Though much of Stan Grossfield’s profile of Mo Vaughn in yesterday’s Boston Globe covers the same territory as George Vescey’s recent NY Times piece concerning the retired slugger’s low cost housing initiatives, Grossfield’s article dips into some baseball territory, as well.

He made $100 million playing baseball, so what’s he doing in the South Bronx?

“In 2003, I was 35 years old,” he says. “What am I going to do with myself? I didn’t want to hang around as an ex-player. I always felt a test of a man was how he was going to evolve and transform himself from an athlete to the next level. So when I went into business, I wanted to be something formidable. I want to make a difference.”

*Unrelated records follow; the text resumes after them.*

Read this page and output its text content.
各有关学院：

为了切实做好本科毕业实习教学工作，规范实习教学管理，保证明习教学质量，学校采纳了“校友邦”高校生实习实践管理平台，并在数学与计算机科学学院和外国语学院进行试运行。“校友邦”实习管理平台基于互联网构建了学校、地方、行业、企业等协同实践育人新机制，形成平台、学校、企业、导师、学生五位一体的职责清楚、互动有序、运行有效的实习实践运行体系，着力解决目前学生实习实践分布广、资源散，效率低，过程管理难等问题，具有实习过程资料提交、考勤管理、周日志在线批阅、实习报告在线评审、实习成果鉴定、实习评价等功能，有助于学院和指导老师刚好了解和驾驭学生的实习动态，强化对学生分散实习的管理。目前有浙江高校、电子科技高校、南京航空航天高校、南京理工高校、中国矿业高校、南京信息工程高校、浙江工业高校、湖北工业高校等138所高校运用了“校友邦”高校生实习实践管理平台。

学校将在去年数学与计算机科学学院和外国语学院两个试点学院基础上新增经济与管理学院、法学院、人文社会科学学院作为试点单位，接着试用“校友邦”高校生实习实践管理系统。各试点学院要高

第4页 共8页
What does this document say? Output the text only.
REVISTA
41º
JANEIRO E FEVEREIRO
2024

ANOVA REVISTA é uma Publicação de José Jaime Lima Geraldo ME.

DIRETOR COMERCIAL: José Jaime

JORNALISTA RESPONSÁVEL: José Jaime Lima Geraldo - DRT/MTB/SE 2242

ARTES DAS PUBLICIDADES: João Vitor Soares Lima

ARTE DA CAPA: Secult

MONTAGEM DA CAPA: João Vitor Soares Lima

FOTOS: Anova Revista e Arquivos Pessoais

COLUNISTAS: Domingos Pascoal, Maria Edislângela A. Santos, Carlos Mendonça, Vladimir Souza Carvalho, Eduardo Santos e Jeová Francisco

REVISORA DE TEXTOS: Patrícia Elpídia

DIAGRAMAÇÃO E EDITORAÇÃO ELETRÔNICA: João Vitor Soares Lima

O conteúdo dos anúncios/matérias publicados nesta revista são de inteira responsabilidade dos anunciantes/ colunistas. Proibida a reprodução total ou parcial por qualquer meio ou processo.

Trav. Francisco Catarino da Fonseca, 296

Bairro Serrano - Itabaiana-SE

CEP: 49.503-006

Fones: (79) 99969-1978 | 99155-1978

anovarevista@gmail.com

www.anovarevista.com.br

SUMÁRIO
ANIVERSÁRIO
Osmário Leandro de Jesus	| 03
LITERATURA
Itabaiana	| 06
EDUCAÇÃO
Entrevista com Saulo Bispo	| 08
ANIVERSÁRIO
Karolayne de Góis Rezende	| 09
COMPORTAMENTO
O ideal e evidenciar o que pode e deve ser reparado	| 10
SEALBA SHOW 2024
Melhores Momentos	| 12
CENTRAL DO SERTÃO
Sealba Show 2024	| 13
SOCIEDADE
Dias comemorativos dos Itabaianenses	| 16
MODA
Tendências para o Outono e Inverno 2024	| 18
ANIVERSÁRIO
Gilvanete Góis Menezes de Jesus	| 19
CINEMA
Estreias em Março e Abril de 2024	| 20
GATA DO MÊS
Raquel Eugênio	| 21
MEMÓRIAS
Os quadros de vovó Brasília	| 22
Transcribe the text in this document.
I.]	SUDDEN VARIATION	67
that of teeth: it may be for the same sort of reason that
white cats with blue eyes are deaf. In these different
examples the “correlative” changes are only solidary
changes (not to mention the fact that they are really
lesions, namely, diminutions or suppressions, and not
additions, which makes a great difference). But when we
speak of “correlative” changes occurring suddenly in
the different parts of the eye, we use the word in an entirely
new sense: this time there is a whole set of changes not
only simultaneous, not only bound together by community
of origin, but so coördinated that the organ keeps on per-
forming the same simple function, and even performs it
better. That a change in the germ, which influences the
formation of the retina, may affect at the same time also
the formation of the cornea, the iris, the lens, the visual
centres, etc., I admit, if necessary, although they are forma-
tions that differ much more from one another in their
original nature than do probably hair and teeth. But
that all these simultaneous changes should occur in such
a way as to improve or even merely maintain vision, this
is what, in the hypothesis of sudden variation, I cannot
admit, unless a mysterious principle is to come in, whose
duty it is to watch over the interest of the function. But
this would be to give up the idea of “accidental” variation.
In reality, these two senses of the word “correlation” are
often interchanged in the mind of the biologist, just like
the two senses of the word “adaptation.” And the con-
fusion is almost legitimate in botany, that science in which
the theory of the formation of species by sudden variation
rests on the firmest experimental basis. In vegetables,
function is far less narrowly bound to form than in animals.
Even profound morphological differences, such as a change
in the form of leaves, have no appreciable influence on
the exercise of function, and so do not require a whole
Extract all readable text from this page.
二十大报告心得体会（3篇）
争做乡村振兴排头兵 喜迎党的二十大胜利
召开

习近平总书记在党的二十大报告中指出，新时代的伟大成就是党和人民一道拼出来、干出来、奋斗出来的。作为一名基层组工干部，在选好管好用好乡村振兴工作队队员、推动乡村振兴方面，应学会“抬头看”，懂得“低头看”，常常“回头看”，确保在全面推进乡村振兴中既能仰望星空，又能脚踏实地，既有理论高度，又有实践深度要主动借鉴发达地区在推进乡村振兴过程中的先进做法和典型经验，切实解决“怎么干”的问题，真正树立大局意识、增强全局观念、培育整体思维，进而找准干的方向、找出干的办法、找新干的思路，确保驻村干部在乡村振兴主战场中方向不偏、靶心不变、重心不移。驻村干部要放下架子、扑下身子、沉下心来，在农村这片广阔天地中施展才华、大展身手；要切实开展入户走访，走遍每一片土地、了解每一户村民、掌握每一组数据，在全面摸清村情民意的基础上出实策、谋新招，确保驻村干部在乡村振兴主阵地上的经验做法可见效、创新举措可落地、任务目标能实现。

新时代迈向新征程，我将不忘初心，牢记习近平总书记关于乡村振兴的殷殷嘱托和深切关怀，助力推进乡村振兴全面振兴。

Vaughn says this isn’t about feeling guilty for playing only two injury-plagued, subpar seasons in New York before retiring in January 2004

“I got paid for what I had done,” says Vaughn, who was making $15 million a year. “In baseball, that’s how they do things. I didn’t owe anybody anything. I wasn’t a disabled list guy. I came to play and I played hard.

“I didn’t feel any guilt from that, and I end up in NY and create a business that my idol was involved with. There’s nothing here to be sorry about.”

He has not returned to Fenway Park “since the day I left” but he fantasizes about wearing a disguise and sitting in the stands to check out the renovations.

“I hear it came out great,” he says.

He insists that leaving Boston was not about money. He felt disrespected.

“I’m disappointed, there’s no doubt about that,” he says. “I think I’ll always be disappointed. I think that I haven’t changed my personality from the day I got there to the day I left there. Money hasn’t changed me. Success and failure hasn’t changed me.

“I’m happy for the Red Sox as a team and their fans because I believe totally they deserved to finally [win]. I felt that when that final out was made in St. Louis, it erased all the demons in all of us that played the game and wore that uniform for any period of time.

“It was almost like something came off of me. I remember I was sitting in Miami. It was like a ghost fell off of me or something like that. It was weird.”